Instructor will still include any PHPDoc comments provided in the class, but using attributes might be more convenient and easier to read.

<?php
#[Description("Information about user")]
class User {
    #[Description("User's age")]
    public int $age;
    #[Instructions("Make it ALL CAPS")]
    public string $name;
    #[Description("User's job")]
    #[Instructions("Ignore hobbies, identify profession")]
    public string $job;
}

Typed Collections / Arrays

PHP currently does not support generics or typehints to specify array element types.

Use PHP DocBlock style comments to specify the type of array elements.

<?php
class Person {
    // ...
}

class Event {
    // ...
    /** @var Person[] list of extracted event participants */
    public array $participants;
    // ...
}

Example of complex data extraction

Instructor can retrieve complex data structures from text.
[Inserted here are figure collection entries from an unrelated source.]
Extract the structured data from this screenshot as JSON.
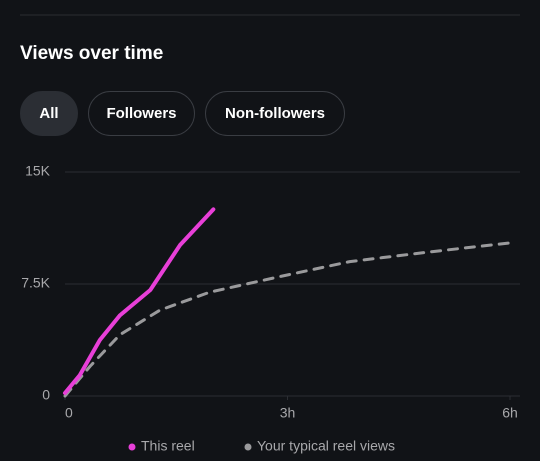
{
  "header": {
    "title": "Views over time"
  },
  "tabs": {
    "items": [
      "All",
      "Followers",
      "Non-followers"
    ],
    "selected": 0
  },
  "chart_data": {
    "type": "line",
    "xlim": [
      0,
      6
    ],
    "xticks": [
      0,
      {
        "value": 3,
        "label": "3h"
      },
      {
        "value": 6,
        "label": "6h"
      }
    ],
    "ylim": [
      0,
      15000
    ],
    "yticks": [
      0,
      {
        "value": 7500,
        "label": "7.5K"
      },
      {
        "value": 15000,
        "label": "15K"
      }
    ],
    "grid": true,
    "series": [
      {
        "name": "This reel",
        "color": "#e83fd8",
        "dashed": false,
        "x": [
          0,
          0.2,
          0.47,
          0.74,
          1.15,
          1.55,
          2.0
        ],
        "values": [
          200,
          1400,
          3750,
          5400,
          7100,
          10100,
          12500
        ]
      },
      {
        "name": "Your typical reel views",
        "color": "#9a9a9c",
        "dashed": true,
        "x": [
          0,
          0.34,
          0.74,
          1.28,
          1.95,
          2.9,
          3.84,
          4.92,
          6
        ],
        "values": [
          0,
          2000,
          4100,
          5750,
          6950,
          8000,
          9000,
          9650,
          10250
        ]
      }
    ]
  }
}
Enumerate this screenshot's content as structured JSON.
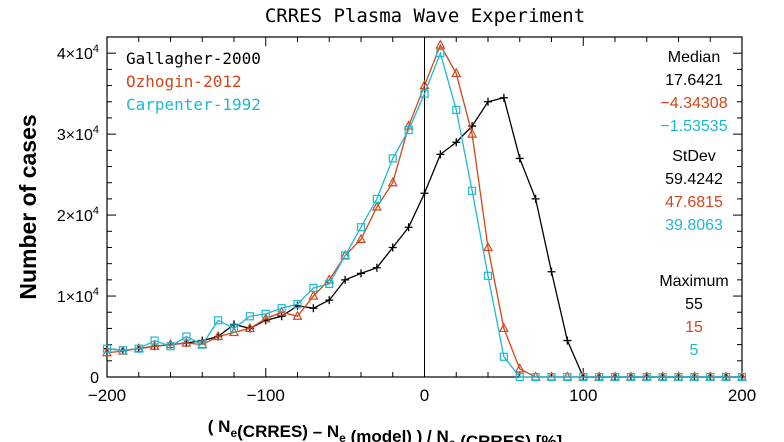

Your response model can contain nested objects, arrays, and enums.

<?php
use Cognesy/Instructor/Instructor;

// define a data structures to extract data into
class Person {
    public string $name;
    public int $age;
    public string $profession;
    /** @var Skill[] */
    public array $skills;
}

class Skill {
    public string $name;
    public SkillType $type;
}

enum SkillType : string {
    case Technical = 'technical';
    case Other = 'other';
}

$text = "Alex is 25 years old software engineer, who knows PHP, Python and can play the guitar.";

$person = (new Instructor)->respond(
    messages: [['role' => 'user', 'content' => $text]],
    responseModel: Person::class,
); // client is passed explicitly, can specify e.g. different base URL

// data is extracted into an object of given class
assert($person instanceof Person); // true

// you can access object's extracted property values
echo $person->name; // Alex
echo $person->age; // 25
echo $person->profession; // software engineer
echo $person->skills[0]->name; // PHP
echo $person->skills[0]->type; // SkillType::Technical
// ...

var_dump($person);
// Person {
//     name: "Alex",
//     age: 25,
//     profession: "software engineer",
//     skills: [
//         Skill {
//              name: "PHP",
//              type: SkillType::Technical,
//         },
//         Skill {
//              name: "Python",
//              type: SkillType::Technical,
//         },
//         Skill {
//              name: "guitar",
//              type: SkillType::Other
//         },
//     ]
// }

Dynamic data schemas with Structure class

In case you work with dynamic data schemas, you can use Structure class to define the data model.

See Structures for more details on how to work with dynamic data schemas.